Government agencies worldwide adopting Linux with IBM
- 09 August, 2004 08:18
The implementation of Linux open source code, along with IBM's prowess, is gaining ground in government around the world.
India's National Informatics Center (NIC) has contracted IBM to deliver open solutions to India. NIC is India's premiere consulting organization in the field of Informatics Services and Information Technology applications.
Dr. Deepak Phatak, Subrao Nilekani chair professor of IT, Indian Institute, thinks the smallest villages can benefit from open source material. "India should be a net giver to the open community," he said. "The Government of India sees open computing as having the potential to drive economic development and I believe that information technology can spread to smallest of Indian towns and villages only through open standards."
Closer to home, IBM is slated to build what will become one of the top ten fastest supercomputers in the world once it completes installation at the Army Research Laboratory Major Shared Resource Center (ARL MSRC). The ARL is adding to its cache of to computers that make up its high-performance computing (HPC) systems.

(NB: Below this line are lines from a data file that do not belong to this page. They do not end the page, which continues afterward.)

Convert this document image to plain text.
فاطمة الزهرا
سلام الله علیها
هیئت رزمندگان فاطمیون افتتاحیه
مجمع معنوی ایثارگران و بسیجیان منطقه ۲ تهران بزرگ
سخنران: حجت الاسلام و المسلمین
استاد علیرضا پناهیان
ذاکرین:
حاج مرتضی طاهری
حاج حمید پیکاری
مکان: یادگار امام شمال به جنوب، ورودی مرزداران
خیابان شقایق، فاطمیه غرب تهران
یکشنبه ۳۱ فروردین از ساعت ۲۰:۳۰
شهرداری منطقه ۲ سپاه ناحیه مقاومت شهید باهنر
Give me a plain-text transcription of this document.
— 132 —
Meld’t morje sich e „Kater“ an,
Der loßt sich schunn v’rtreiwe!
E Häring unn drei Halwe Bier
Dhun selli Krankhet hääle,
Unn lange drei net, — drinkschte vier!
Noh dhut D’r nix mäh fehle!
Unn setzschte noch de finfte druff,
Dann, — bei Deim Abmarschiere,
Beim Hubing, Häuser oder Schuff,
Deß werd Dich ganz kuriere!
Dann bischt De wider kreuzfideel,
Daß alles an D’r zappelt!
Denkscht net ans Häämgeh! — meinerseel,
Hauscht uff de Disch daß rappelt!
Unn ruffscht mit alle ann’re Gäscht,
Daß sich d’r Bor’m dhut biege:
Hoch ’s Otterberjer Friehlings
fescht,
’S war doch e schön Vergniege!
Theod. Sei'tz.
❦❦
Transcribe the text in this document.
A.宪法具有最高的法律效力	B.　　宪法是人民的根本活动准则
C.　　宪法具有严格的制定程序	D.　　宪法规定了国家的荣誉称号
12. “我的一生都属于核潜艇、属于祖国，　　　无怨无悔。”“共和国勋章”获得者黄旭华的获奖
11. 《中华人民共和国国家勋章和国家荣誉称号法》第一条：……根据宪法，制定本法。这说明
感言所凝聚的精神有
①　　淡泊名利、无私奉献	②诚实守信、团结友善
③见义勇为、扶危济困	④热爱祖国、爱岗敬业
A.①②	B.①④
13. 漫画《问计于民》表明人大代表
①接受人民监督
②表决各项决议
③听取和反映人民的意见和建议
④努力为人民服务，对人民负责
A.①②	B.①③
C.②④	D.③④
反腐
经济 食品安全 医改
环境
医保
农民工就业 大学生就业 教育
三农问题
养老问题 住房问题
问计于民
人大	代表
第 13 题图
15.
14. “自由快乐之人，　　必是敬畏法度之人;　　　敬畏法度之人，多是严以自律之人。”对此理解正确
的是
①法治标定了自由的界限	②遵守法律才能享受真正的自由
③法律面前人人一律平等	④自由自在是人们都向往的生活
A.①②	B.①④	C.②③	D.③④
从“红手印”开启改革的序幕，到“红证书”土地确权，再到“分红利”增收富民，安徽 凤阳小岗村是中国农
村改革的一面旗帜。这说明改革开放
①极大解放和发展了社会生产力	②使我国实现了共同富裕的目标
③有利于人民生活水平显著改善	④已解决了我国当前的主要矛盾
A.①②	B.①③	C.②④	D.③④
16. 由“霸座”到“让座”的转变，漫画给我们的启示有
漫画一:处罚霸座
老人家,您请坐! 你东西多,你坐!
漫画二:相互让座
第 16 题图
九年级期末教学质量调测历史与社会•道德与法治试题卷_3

The US Department of Defense (DoD) will use the 10 teraflop system (trillion floating-point operations per second) to accelerate research of sophisticated military systems. "It is now more important than ever that the DoD is equipped with the most sophisticated and agile systems," says Dave Turek, Vice President of Deep Computing for IBM. "IBM worked closely with the DoD to develop a powerful, Linux based, state-of-the-art supercomputing solution that would meet their needs and offer the reliability and ease of management to significantly increase the organization's overall performance in the breakthrough defense technologies."
The mammoth system is built with a 2,304-CPU cluster consisting of 1186 IBM eServer e325 nodes. The "brains" of the system, which each server will be equipped with, is dual-2.2 GHz AMD Opteron processors; with a Myrinet interconnect running the SUSE Linux. The HPCMO's new computer is part of "Technology Insertion 2004," a modernization push to increase the DoD's high performance computing capabilities.
Hawaii and Oklahoma are also enlisting the aid of IBM along with Linux-based operating systems. In an effort at providing its state employee snapshots of the budge, Hawaii will use DB2 and Linux as their strategic database with a WebSphere Application Server gateway.
Oklahoma will put the superior speed Linux can offer IT infrastructure to use in agencies like Child Welfare. The state's zSeries mainframes will run Linux, which will improve response time in cases of child abuse where access to sensitive information is crucial.
Even outside of the US Linux is making inroads. Canada's southernmost county, Essexis, has put its financial applications on a Linux system running DB2 and Red Hat. Essexis is one of the most agriculturally productive areas in Canada. Over 5,000MB of data -- ranging from general ledgers to accounts receivable -- is currently being managed.